Margarete Luise Hilbig kam am 30. August 1888 in Berlin als drittes Kind von Friedrich Wilhelm Hilbig und seiner Frau Johanna, geb. Lober (*12.2.1860) zur Welt. Sie lebte zunächst mit ihren Eltern und Geschwistern in der Frankfurter Allee 80 in Berlin-Friedrichshain.
1907 starb ihr Vater an einer Lungenentzündung, kurz darauf der Bruder an Typhus. Die Mutter musste mit ihren Töchtern die Familienwohnung in Friedrichshain verlassen und in eine kleinere Wohnung in die Ritterstraße 49 nach Berlin-Kreuzberg ziehen. Als 1928 auch noch die ältere Schwester von Margarete Hilbig starb, löste dies bei ihr eine ernsthafte psychische Krise aus. Schon seit Längerem litt sie an Angstzuständen, die sich nach dem Tod der Schwester häuften. Ihr Zustand verschlechterte sich weiter und sie verlor deswegen ihre Arbeit. Auf Veranlassung des Bezirksamts Kreuzberg wurde Margarete Hilbig am 19. Oktober 1929, begleitet von der Mutter, in die Wittenauer Heilanstalt gebracht. Im Aufnahmeschein vermerkt die Heilanstalt den „Verdacht auf Schizophrenie“, die ärztliche Diagnose lautete schließlich lapidar „Geistesstörung“. Diese sehr pauschale Einordnung hatte zur Folge, dass Margarete Hilbig bis 1940 immer wieder in sogenannte Heil- und Pflegeanstalten eingewiesen wurde. Immer wieder forderte sie auch ihre Entlassung, konnte sich aber aufgrund der einmal festgelegten Diagnose und immer wiederkehrenden Phasen der psychischen Instabilität nicht durchsetzen. Lediglich von August 1930 bis März 1933 war Margarete Hilbig dem Zugriff der Klinik – und damit auch den als „Quälerei“ von ihr geschilderten körperlichen Übergriffen von Ärzten und Pflegern – durch Familienpflege bei ihrer Mutter entzogen. Zu dieser Zeit lebte die Mutter mit ihrer Tochter in der Alten Jakobstraße 125 und der Alexandrinenstraße 75 in Berlin-Mitte. Da die finanziellen Mittel der Familienpflege 1932 jedoch stark reduziert wurden, konnte die Mutter die Familienpflege nicht weiter bestreiten und musste ihre Tochter Margarete erneut in die Heil- und Pflegeanstalt Wittenau zurückbringen.

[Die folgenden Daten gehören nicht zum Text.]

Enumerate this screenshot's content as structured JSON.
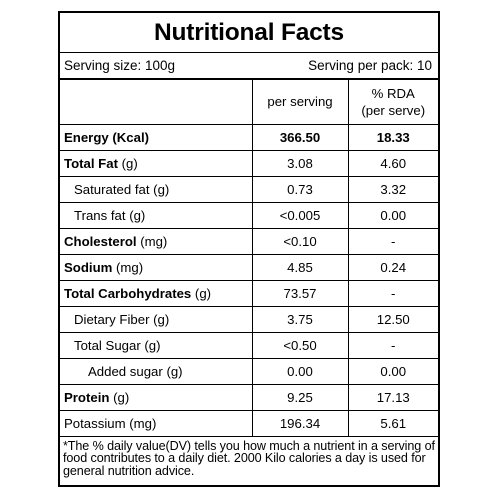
{
  "title": "Nutritional Facts",
  "serving": {
    "size": "Serving size: 100g",
    "per_pack": "Serving per pack: 10"
  },
  "header": {
    "col2": "per serving",
    "col3_line1": "% RDA",
    "col3_line2": "(per serve)"
  },
  "rows": [
    {
      "bold": "Energy (Kcal)",
      "rest": "",
      "per_serving": "366.50",
      "rda": "18.33"
    },
    {
      "bold": "Total Fat",
      "rest": " (g)",
      "per_serving": "3.08",
      "rda": "4.60"
    },
    {
      "bold": "",
      "rest": "Saturated fat (g)",
      "per_serving": "0.73",
      "rda": "3.32"
    },
    {
      "bold": "",
      "rest": "Trans fat (g)",
      "per_serving": "<0.005",
      "rda": "0.00"
    },
    {
      "bold": "Cholesterol",
      "rest": " (mg)",
      "per_serving": "<0.10",
      "rda": "-"
    },
    {
      "bold": "Sodium",
      "rest": " (mg)",
      "per_serving": "4.85",
      "rda": "0.24"
    },
    {
      "bold": "Total Carbohydrates",
      "rest": " (g)",
      "per_serving": "73.57",
      "rda": "-"
    },
    {
      "bold": "",
      "rest": "Dietary Fiber (g)",
      "per_serving": "3.75",
      "rda": "12.50"
    },
    {
      "bold": "",
      "rest": "Total Sugar (g)",
      "per_serving": "<0.50",
      "rda": "-"
    },
    {
      "bold": "",
      "rest": "Added sugar (g)",
      "per_serving": "0.00",
      "rda": "0.00"
    },
    {
      "bold": "Protein",
      "rest": " (g)",
      "per_serving": "9.25",
      "rda": "17.13"
    },
    {
      "bold": "",
      "rest": "Potassium (mg)",
      "per_serving": "196.34",
      "rda": "5.61"
    }
  ],
  "footnote": "*The % daily value(DV) tells you how much a nutrient in a serving of food contributes to a daily diet. 2000 Kilo calories a day is used for general nutrition advice."
}
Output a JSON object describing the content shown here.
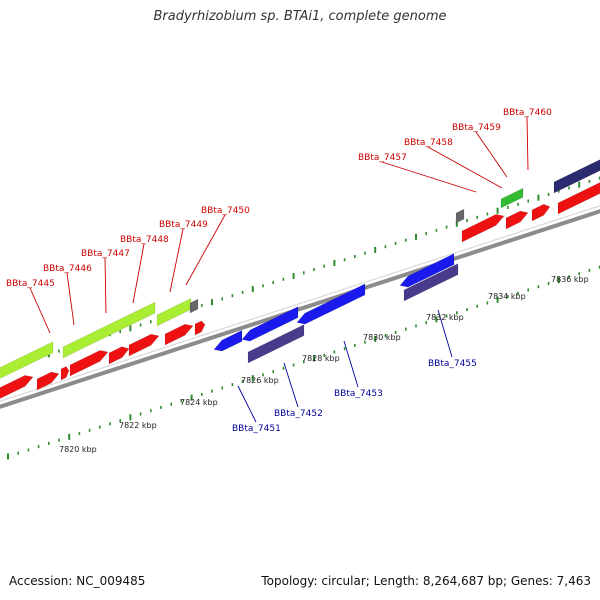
{
  "title": "Bradyrhizobium sp. BTAi1, complete genome",
  "footer": {
    "accession": "Accession: NC_009485",
    "summary": "Topology: circular; Length: 8,264,687 bp; Genes: 7,463"
  },
  "colors": {
    "forward_label": "#cc0000",
    "reverse_label": "#000099",
    "backbone": "#8c8c8c",
    "tick": "#2e8b2e"
  },
  "ticks": [
    {
      "label": "7820 kbp"
    },
    {
      "label": "7822 kbp"
    },
    {
      "label": "7824 kbp"
    },
    {
      "label": "7826 kbp"
    },
    {
      "label": "7828 kbp"
    },
    {
      "label": "7830 kbp"
    },
    {
      "label": "7832 kbp"
    },
    {
      "label": "7834 kbp"
    },
    {
      "label": "7836 kbp"
    }
  ],
  "forward_genes": [
    {
      "label": "BBta_7445"
    },
    {
      "label": "BBta_7446"
    },
    {
      "label": "BBta_7447"
    },
    {
      "label": "BBta_7448"
    },
    {
      "label": "BBta_7449"
    },
    {
      "label": "BBta_7450"
    },
    {
      "label": "BBta_7457"
    },
    {
      "label": "BBta_7458"
    },
    {
      "label": "BBta_7459"
    },
    {
      "label": "BBta_7460"
    }
  ],
  "reverse_genes": [
    {
      "label": "BBta_7451"
    },
    {
      "label": "BBta_7452"
    },
    {
      "label": "BBta_7453"
    },
    {
      "label": "BBta_7455"
    }
  ]
}
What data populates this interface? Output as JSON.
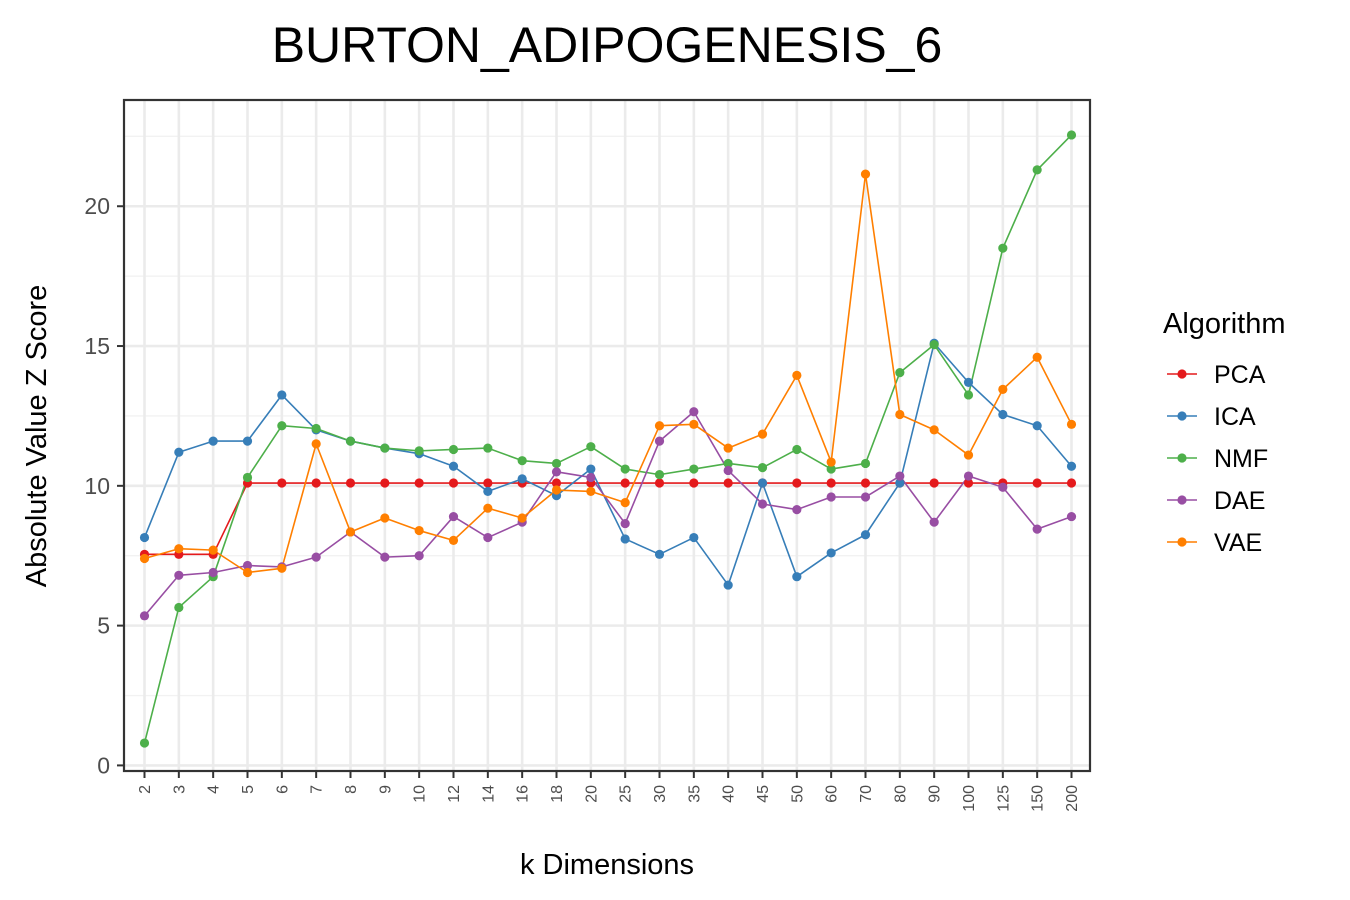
{
  "chart_data": {
    "type": "line",
    "title": "BURTON_ADIPOGENESIS_6",
    "xlabel": "k Dimensions",
    "ylabel": "Absolute Value Z Score",
    "categories": [
      "2",
      "3",
      "4",
      "5",
      "6",
      "7",
      "8",
      "9",
      "10",
      "12",
      "14",
      "16",
      "18",
      "20",
      "25",
      "30",
      "35",
      "40",
      "45",
      "50",
      "60",
      "70",
      "80",
      "90",
      "100",
      "125",
      "150",
      "200"
    ],
    "ylim": [
      -0.2,
      23.8
    ],
    "yticks": [
      0,
      5,
      10,
      15,
      20
    ],
    "grid": true,
    "legend": {
      "title": "Algorithm",
      "position": "right"
    },
    "series": [
      {
        "name": "PCA",
        "color": "#E41A1C",
        "values": [
          7.55,
          7.55,
          7.55,
          10.1,
          10.1,
          10.1,
          10.1,
          10.1,
          10.1,
          10.1,
          10.1,
          10.1,
          10.1,
          10.1,
          10.1,
          10.1,
          10.1,
          10.1,
          10.1,
          10.1,
          10.1,
          10.1,
          10.1,
          10.1,
          10.1,
          10.1,
          10.1,
          10.1
        ]
      },
      {
        "name": "ICA",
        "color": "#377EB8",
        "values": [
          8.15,
          11.2,
          11.6,
          11.6,
          13.25,
          12.0,
          11.6,
          11.35,
          11.15,
          10.7,
          9.8,
          10.25,
          9.65,
          10.6,
          8.1,
          7.55,
          8.15,
          6.45,
          10.1,
          6.75,
          7.6,
          8.25,
          10.1,
          15.1,
          13.7,
          12.55,
          12.15,
          10.7
        ]
      },
      {
        "name": "NMF",
        "color": "#4DAF4A",
        "values": [
          0.8,
          5.65,
          6.75,
          10.3,
          12.15,
          12.05,
          11.6,
          11.35,
          11.25,
          11.3,
          11.35,
          10.9,
          10.8,
          11.4,
          10.6,
          10.4,
          10.6,
          10.8,
          10.65,
          11.3,
          10.6,
          10.8,
          14.05,
          15.05,
          13.25,
          18.5,
          21.3,
          22.55
        ]
      },
      {
        "name": "DAE",
        "color": "#984EA3",
        "values": [
          5.35,
          6.8,
          6.9,
          7.15,
          7.1,
          7.45,
          8.35,
          7.45,
          7.5,
          8.9,
          8.15,
          8.7,
          10.5,
          10.3,
          8.65,
          11.6,
          12.65,
          10.55,
          9.35,
          9.15,
          9.6,
          9.6,
          10.35,
          8.7,
          10.35,
          9.95,
          8.45,
          8.9
        ]
      },
      {
        "name": "VAE",
        "color": "#FF7F00",
        "values": [
          7.4,
          7.75,
          7.7,
          6.9,
          7.05,
          11.5,
          8.35,
          8.85,
          8.4,
          8.05,
          9.2,
          8.85,
          9.85,
          9.8,
          9.4,
          12.15,
          12.2,
          11.35,
          11.85,
          13.95,
          10.85,
          21.15,
          12.55,
          12.0,
          11.1,
          13.45,
          14.6,
          12.2
        ]
      }
    ]
  }
}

Im Februar 1934 empfahl die Heilanstalt Wittenau bei einer Meldung an das Hauptgesundheitsamt und den Kreisarzt, die zu diesem Zeitpunkt 45-jährige Margarete Hilbig aufgrund erneut diagnostizierter „Schizophrenie“ zu sterilisieren: „Eine Sterilisation ist wünschenswert.“ Wegen ihres Alters wurde der Eingriff bei der als „erbkrank“ eingeordneten Patientin nicht durchgeführt. Am 27. Juli 1936 wurde Margarete Hilbig von Wittenau nach Wuhlgarten verlegt. Dort hieß anschließend an die Einschätzung der Heil- und Pflegeanstalt Wittenau: „Fräulein Hilbig leidet an einer mit Wahnideen u. Sinnestäuschungen einhergehenden Geisteskrankheit“. Mutter und Tochter standen während der gesamten Zeit der Aufenthalte von Margarete in den Heilanstalten in engem Kontakt. Als die Mutter 1940 – inzwischen war sie in die Annenstraße 1 in Berlin-Mitte umgezogen – feststellte, dass es ihrer Tochter deutlich besser ging, und die Klinik daraufhin bat, Margarete nach Hause zu entlassen, lehnte die Klinik dies jedoch am 13. Juni 1940 rigoros ab. Kurz danach, am 17. Juni 1940, vermerkt der Arzt Dr. Lehmann für die Heilanstalt Wuhlgarten in der Krankenakte von Margarete Hilbig: „Mit Sammeltransport in eine andere Anstalt verlegt“. Margarete Hilbig wurde 1940 an einem unbekannten Ort ein Opfer der „Euthanasie“-Morde.